Today marks 4 years of living with XP.

It was four years ago that I got ‘that’ phone call from Livvy’s consultant dermatologist confirming that my daughter aged at the time just 4 years old had skin cancer and most probably Xeroderma Pigmentosum. Less than a week later my little girl had her first surgery to remove skin cancer from her face, the first of what has resulted in a total of 11 surgeries all to remove further skin cancers from her face and body.

When I look back it doesn’t feel like its been four years. Some days it feels like we are still coming to terms with our daughter’s diagnosis, still trying to find our way in a world that’s not made for her, in a world where at times it feels like she doesn’t belong.

One thing that I just can’t get used to is the constant looks and comments that come with wearing her full UV protection, I will never get used to or accept people pointing at my daughter, laughing and making unjustified comments. I just can’t understand society’s rationale when it comes to pointing at a child in public because they may appear different.

A perfect example of this happened over the weekend, we as a family visited the RHS flower show at Chatsworth. As we were stood looking at a stand a man stood to my left was pointing at something, I didn’t take much notice to start with other than being aware he was invading my personal space, anyone that knows me well knows I like my personal space and cannot tolerate anyone, let alone a stranger, getting so close to me! With this I softly pulled Livvy away from the crowded space we had found ourselves in, only for this mans gaze to follow us as he turned to a lady he was with passing comment on Livvy’s attire.

To be fair he didn’t say anything overly offensive but I felt an overwhelming need to let him know how rude and ignorant he was being. As the years have drifted by I hope I have become less aggressive and protective of my daughter from the comments that come with living with XP but every now and again I find myself standing in a field full of strangers and my heart is back to Friday 13th June 2014, unable to move on. The pain, hurt and confusion that I felt on that day came spilling out as I firmly informed this particular man that it is rude to point especially so at a child.

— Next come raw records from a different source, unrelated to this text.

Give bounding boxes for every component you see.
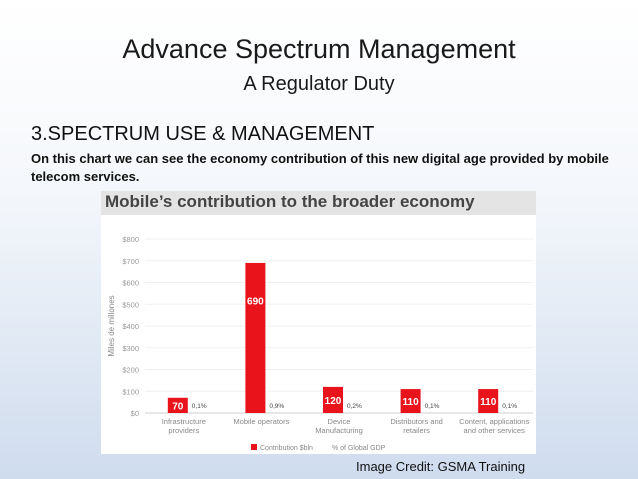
gdp-percent-label: 0,9% xyxy=(269,403,284,410)
bar-value-label: 120 xyxy=(325,396,342,407)
gdp-percent-label: 0,1% xyxy=(425,403,440,410)
chart-image: Mobile’s contribution to the broader eco… xyxy=(101,191,536,454)
y-tick-label: $100 xyxy=(122,387,139,396)
x-category-label: Distributors and xyxy=(390,417,443,426)
bar-4 xyxy=(478,389,499,413)
y-tick-label: $0 xyxy=(131,409,139,418)
bar-value-label: 110 xyxy=(403,397,420,408)
gdp-percent-label: 0,1% xyxy=(502,403,517,410)
x-category-label: Device xyxy=(328,417,351,426)
legend-label-contribution: Contribution $bln xyxy=(260,445,313,452)
y-tick-label: $300 xyxy=(122,344,139,353)
y-tick-label: $800 xyxy=(122,235,139,244)
y-tick-label: $600 xyxy=(122,279,139,288)
x-category-label: retailers xyxy=(403,426,430,435)
x-category-label: and other services xyxy=(464,426,526,435)
y-tick-label: $700 xyxy=(122,257,139,266)
y-tick-label: $500 xyxy=(122,300,139,309)
x-category-label: Manufacturing xyxy=(315,426,363,435)
gdp-percent-label: 0,1% xyxy=(192,403,207,410)
bar-value-label: 110 xyxy=(480,397,497,408)
y-tick-label: $400 xyxy=(122,322,139,331)
y-axis-label: Miles de millones xyxy=(107,295,116,356)
bar-0 xyxy=(167,397,188,413)
slide-title: Advance Spectrum Management xyxy=(122,34,516,64)
bar-chart: Miles de millones $0 $100 $200 $300 $400 $500 $… xyxy=(107,235,533,452)
legend-label-gdp: % of Global GDP xyxy=(332,445,386,452)
x-category-label: Infrastructure xyxy=(162,417,206,426)
chart-title: Mobile’s contribution to the broader eco… xyxy=(105,192,475,211)
y-tick-label: $200 xyxy=(122,366,139,375)
image-credit: Image Credit: GSMA Training xyxy=(356,459,526,474)
bar-3 xyxy=(400,389,421,413)
legend-swatch-contribution xyxy=(251,444,257,450)
bar-value-label: 70 xyxy=(172,401,184,412)
bar-value-label: 690 xyxy=(247,296,264,307)
bar-1 xyxy=(245,262,266,413)
x-category-label: providers xyxy=(168,426,199,435)
bar-2 xyxy=(323,386,343,413)
x-category-label: Mobile operators xyxy=(233,417,289,426)
x-category-label: Content, applications xyxy=(459,417,529,426)
chart-description: On this chart we can see the economy con… xyxy=(31,151,609,184)
slide-subtitle: A Regulator Duty xyxy=(243,73,395,95)
section-heading: 3.SPECTRUM USE & MANAGEMENT xyxy=(31,123,375,145)
gdp-percent-label: 0,2% xyxy=(347,403,362,410)
chart-banner: Mobile’s contribution to the broader eco… xyxy=(101,191,536,215)
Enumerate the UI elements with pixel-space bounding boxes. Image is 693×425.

What amazes me, more than the initial rudeness, is the extreme shock on certain individuals faces, often when I explain, politely or not, the reason why my daughter is wearing a face visor the reaction is often very apologetic, but every now and again, as was the case at the weekend, the person is shocked and outraged that I dare call them rude or offensive. Surely if I’m offended by anything a person says or does then that counts as being offensive? Yet this man was adamant that he was not being offensive? To the point where he started raising his voice at me! Yeah, I know, how does that work? He felt so outraged that I should suggest his actions had caused any upset or offence to either me or my daughter. Its not the first time that I had experienced this reaction to me politely informing someone that to stare and point is considered rude and upsetting.

It’s astonishing the way some people within society put themselves on a higher platform than the rest of us which in their twisted way of thinking allows them to be openly offensive to anyone that doesn’t fit the ‘normal’ mould that they have created in their own minds.

Four years on from diagnosis I do feel for the most part we have accepted our daughter’s diagnosis, she copes very well with her condition and manages the day to day struggles well with the help of us, her family, and her key worker at school. The number of new skin cancers appearing on her skin has dramatically reduced over the past months showing that our extreme UV avoidance is starting to pay off.

Accepting Livvy’s condition does not mean accepting the pointing, the comments and the stares though. We will not hide away, we are proud of our daughter and all that she has achieved in the four years since diagnosis, and on those occasions when I find my heart is back at Friday 13th June 2014 my only advice to anyone that finds themselves at the end of one of my out bursts of frustration is look beyond the protection, look beyond the condition, she didn’t ask for her genetic code she is simply trying to find her own path in the world as are we all.